Les effectifs « quatre-vingt-douze mille » que certaines interfaces affichent pour ce CIN relèvent très probablement d’une confusion avec le groupe mondial Allianz : pour cette entité punjabie, aucune corroboration publique de ce niveau d’effectif n’a été trouvée dans les sources consultées — ce chiffre doit être ignoré.
2. Impact réel
Sans inventaire public des MW en service ni du facteur de charge, on ne peut pas chiffrer un bilan climat propre à la société. À la place, le positionnement déclaratif hydro-solaire, si aligné sur des actifs réels, s’inscrit dans la logique indienne d’EnR : hydro avec stockage « naturel » amont, solaire avec intermittence absorbée au niveau du réseau — mais aussi externalités fortes sur les cours d’eau et les communautés riveraines, aujourd’hui sous tension judiciaire. Les trajectoires européennes (PPE, documentation type ADEME) servent ici de repère méthodologique : l’Inde combine une demande d’électricité en croissance, un charbon encore massif et des EnR compétitives ; hydroélectricité et contentieux territorial en font partie du décor. Aucune mention spécifique de cette PME dans les médias français listés (Connaissance des Énergies, GreenUnivers, etc.) n’a été repérée au moment de la rédaction.

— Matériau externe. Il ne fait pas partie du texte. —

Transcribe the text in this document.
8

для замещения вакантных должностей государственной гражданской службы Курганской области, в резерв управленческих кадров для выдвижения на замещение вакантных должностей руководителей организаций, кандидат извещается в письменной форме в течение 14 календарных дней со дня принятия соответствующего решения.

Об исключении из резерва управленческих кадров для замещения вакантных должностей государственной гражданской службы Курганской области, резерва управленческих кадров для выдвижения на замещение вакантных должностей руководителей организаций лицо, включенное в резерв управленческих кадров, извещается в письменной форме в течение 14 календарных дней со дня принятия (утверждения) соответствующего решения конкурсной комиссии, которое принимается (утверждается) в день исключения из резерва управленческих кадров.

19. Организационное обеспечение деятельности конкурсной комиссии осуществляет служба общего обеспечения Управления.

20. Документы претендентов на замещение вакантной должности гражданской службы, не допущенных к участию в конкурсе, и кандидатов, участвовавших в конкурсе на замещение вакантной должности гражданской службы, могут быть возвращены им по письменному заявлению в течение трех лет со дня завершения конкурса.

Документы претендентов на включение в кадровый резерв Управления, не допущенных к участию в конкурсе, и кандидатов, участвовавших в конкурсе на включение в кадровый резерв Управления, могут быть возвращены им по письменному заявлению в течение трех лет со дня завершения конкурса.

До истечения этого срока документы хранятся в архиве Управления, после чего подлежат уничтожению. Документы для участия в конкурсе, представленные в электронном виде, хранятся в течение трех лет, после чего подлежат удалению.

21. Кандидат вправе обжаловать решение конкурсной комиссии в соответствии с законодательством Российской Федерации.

3. Innovations / partenariats
Les sources accessibles en ligne ne documentent pas de levée récente, brevets ou alliances industrielles nommées pour Allianz Ecopower Private Limited en particulier. Les agrégateurs financiers évoquent plutôt des lignes de crédit ou charges bancaires historiques et leur soldes dans les registres accessibles — utile pour la gouvernance, peu parlant pour l’innovation. Selon les éléments disponibles, le récit « tech » est vide : profil d’opérateur ou porteur de projets classiques, pas de greentech de rupture documentée.

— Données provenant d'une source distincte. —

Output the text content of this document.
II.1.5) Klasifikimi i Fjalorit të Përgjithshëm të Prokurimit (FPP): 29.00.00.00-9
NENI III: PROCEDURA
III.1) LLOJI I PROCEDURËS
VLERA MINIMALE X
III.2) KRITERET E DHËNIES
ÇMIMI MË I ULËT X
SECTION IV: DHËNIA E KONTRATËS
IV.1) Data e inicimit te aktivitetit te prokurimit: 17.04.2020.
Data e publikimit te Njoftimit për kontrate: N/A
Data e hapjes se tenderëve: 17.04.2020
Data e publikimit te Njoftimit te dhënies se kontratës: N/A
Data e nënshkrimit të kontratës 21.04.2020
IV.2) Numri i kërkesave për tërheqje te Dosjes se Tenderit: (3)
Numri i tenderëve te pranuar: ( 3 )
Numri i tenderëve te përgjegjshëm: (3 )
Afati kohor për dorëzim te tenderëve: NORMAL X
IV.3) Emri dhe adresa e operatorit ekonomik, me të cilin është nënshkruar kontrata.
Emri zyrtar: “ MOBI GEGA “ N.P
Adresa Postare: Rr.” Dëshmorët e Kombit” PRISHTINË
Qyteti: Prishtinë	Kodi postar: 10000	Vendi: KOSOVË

4. Greenwashing / zones grises
Le premier risque est lexical : le nom « Allianz » prête à confusion avec l’assureur allemand Allianz ; on le voit dans des métadonnées aberrantes (effectifs gigantesques). Ce n’est pas du greenwashing marketing, mais une contamination de la donnée ESG par homonymie — aussi toxique pour le lecteur.
Le cadre hydro indien ajoute une tension chiffrée et datée : l’Himachal Pradesh impose une cess annuelle de 2 % sur certains fonciers « surplus » liés à l’hydroélectricité, avec une entrée en vigueur rapportée au 1er janvier 2026 et un rendement agrégé pour l’État évoqué à hauteur d’environ 1 800 crore ₹ par an dans la presse (Indian Express). Ce n’est pas une condamnation de la société patialaie, mais un signal : tout opérateur exposé à l’hydro dans ce couloir voit ses coûts frontière se redessiner — au pire moment si les revenus sont déjà effacés sur les agrégats.

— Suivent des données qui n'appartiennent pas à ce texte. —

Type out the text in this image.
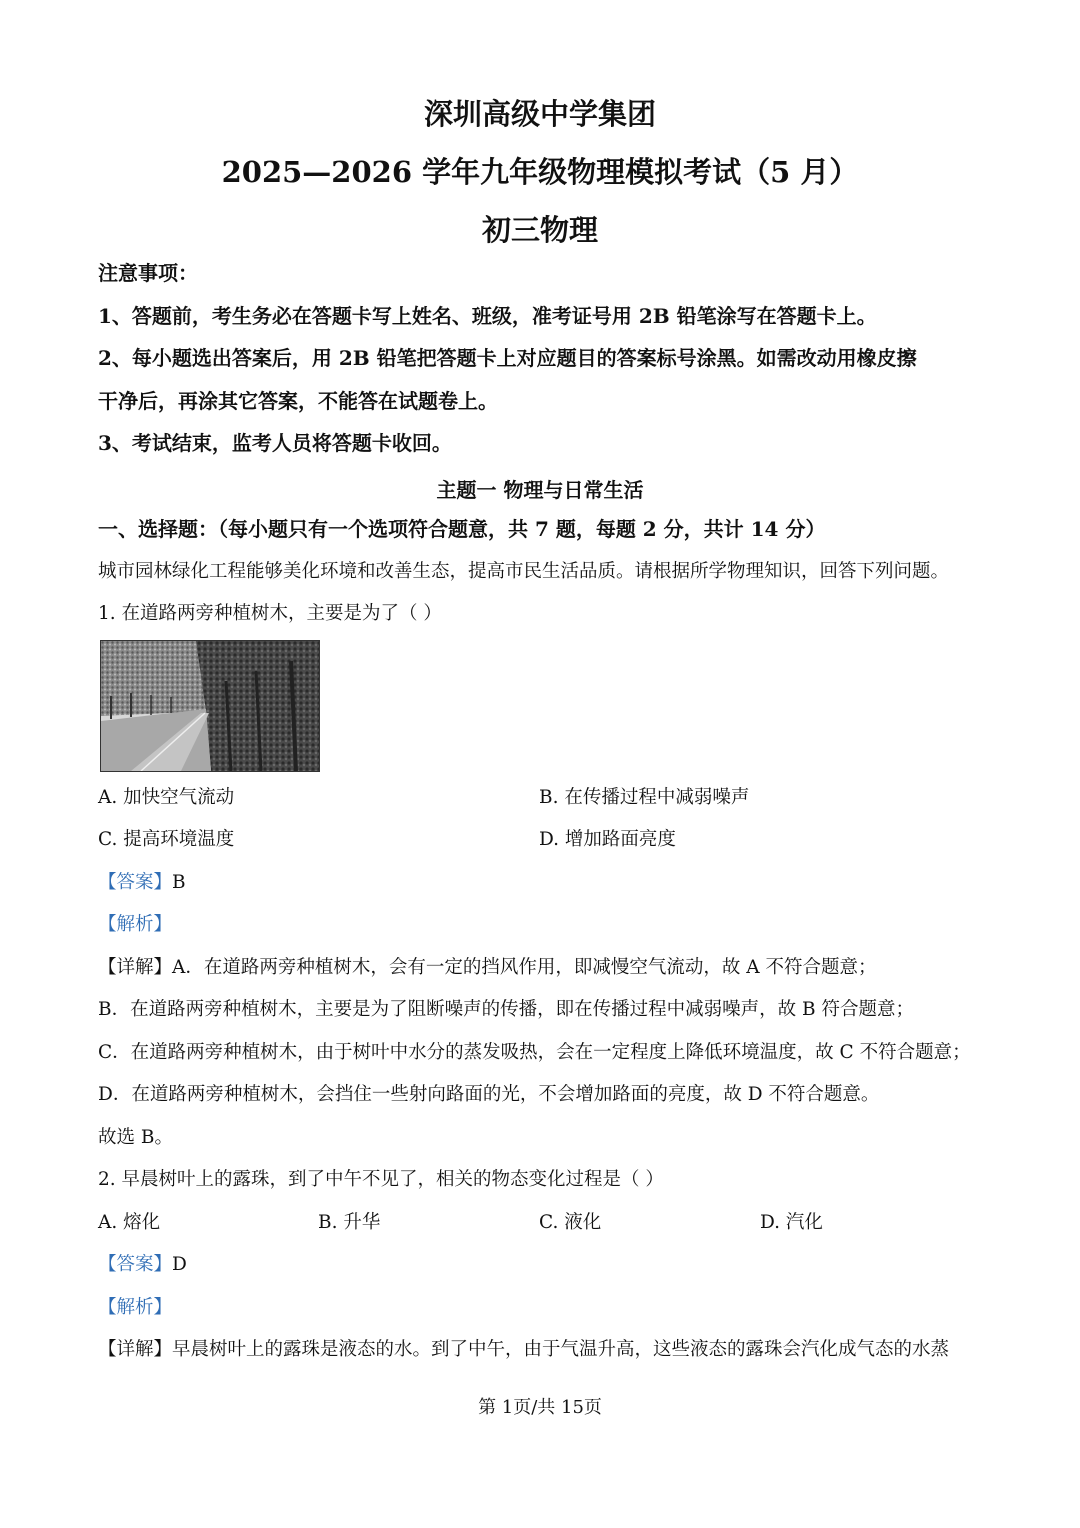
深圳高级中学集团
2025—2026 学年九年级物理模拟考试（5 月）
初三物理
注意事项：
1、答题前，考生务必在答题卡写上姓名、班级，准考证号用 2B 铅笔涂写在答题卡上。
2、每小题选出答案后，用 2B 铅笔把答题卡上对应题目的答案标号涂黑。如需改动用橡皮擦
干净后，再涂其它答案，不能答在试题卷上。
3、考试结束，监考人员将答题卡收回。
主题一 物理与日常生活
一、选择题：（每小题只有一个选项符合题意，共 7 题，每题 2 分，共计 14 分）
城市园林绿化工程能够美化环境和改善生态，提高市民生活品质。请根据所学物理知识，回答下列问题。
1. 在道路两旁种植树木，主要是为了（ ）
A. 加快空气流动	B. 在传播过程中减弱噪声
C. 提高环境温度	D. 增加路面亮度
【答案】B
【解析】
【详解】A．在道路两旁种植树木，会有一定的挡风作用，即减慢空气流动，故 A 不符合题意；
B．在道路两旁种植树木，主要是为了阻断噪声的传播，即在传播过程中减弱噪声，故 B 符合题意；
C．在道路两旁种植树木，由于树叶中水分的蒸发吸热，会在一定程度上降低环境温度，故 C 不符合题意；
D．在道路两旁种植树木，会挡住一些射向路面的光，不会增加路面的亮度，故 D 不符合题意。
故选 B。
2. 早晨树叶上的露珠，到了中午不见了，相关的物态变化过程是（ ）
A. 熔化	B. 升华	C. 液化	D. 汽化
【答案】D
【解析】
【详解】早晨树叶上的露珠是液态的水。到了中午，由于气温升高，这些液态的露珠会汽化成气态的水蒸
第 1页/共 15页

Côté conformité environnementale, la haute cour himachalaise a infligé à un projet une amende d’environ 12 lakhs ₹ pour pollution par sédiments — rappel que l’étiquette « renouvelable » n’absout pas des impacts sur le milieu aquatique. Le contentieux inter-États sur Shanan (110 MW), avec bail historique expiré en mars 2024, cadrerait la zone géopolitique — sans permettre d’attribuer à cette PME un rôle dans l’affaire faute de preuve publique.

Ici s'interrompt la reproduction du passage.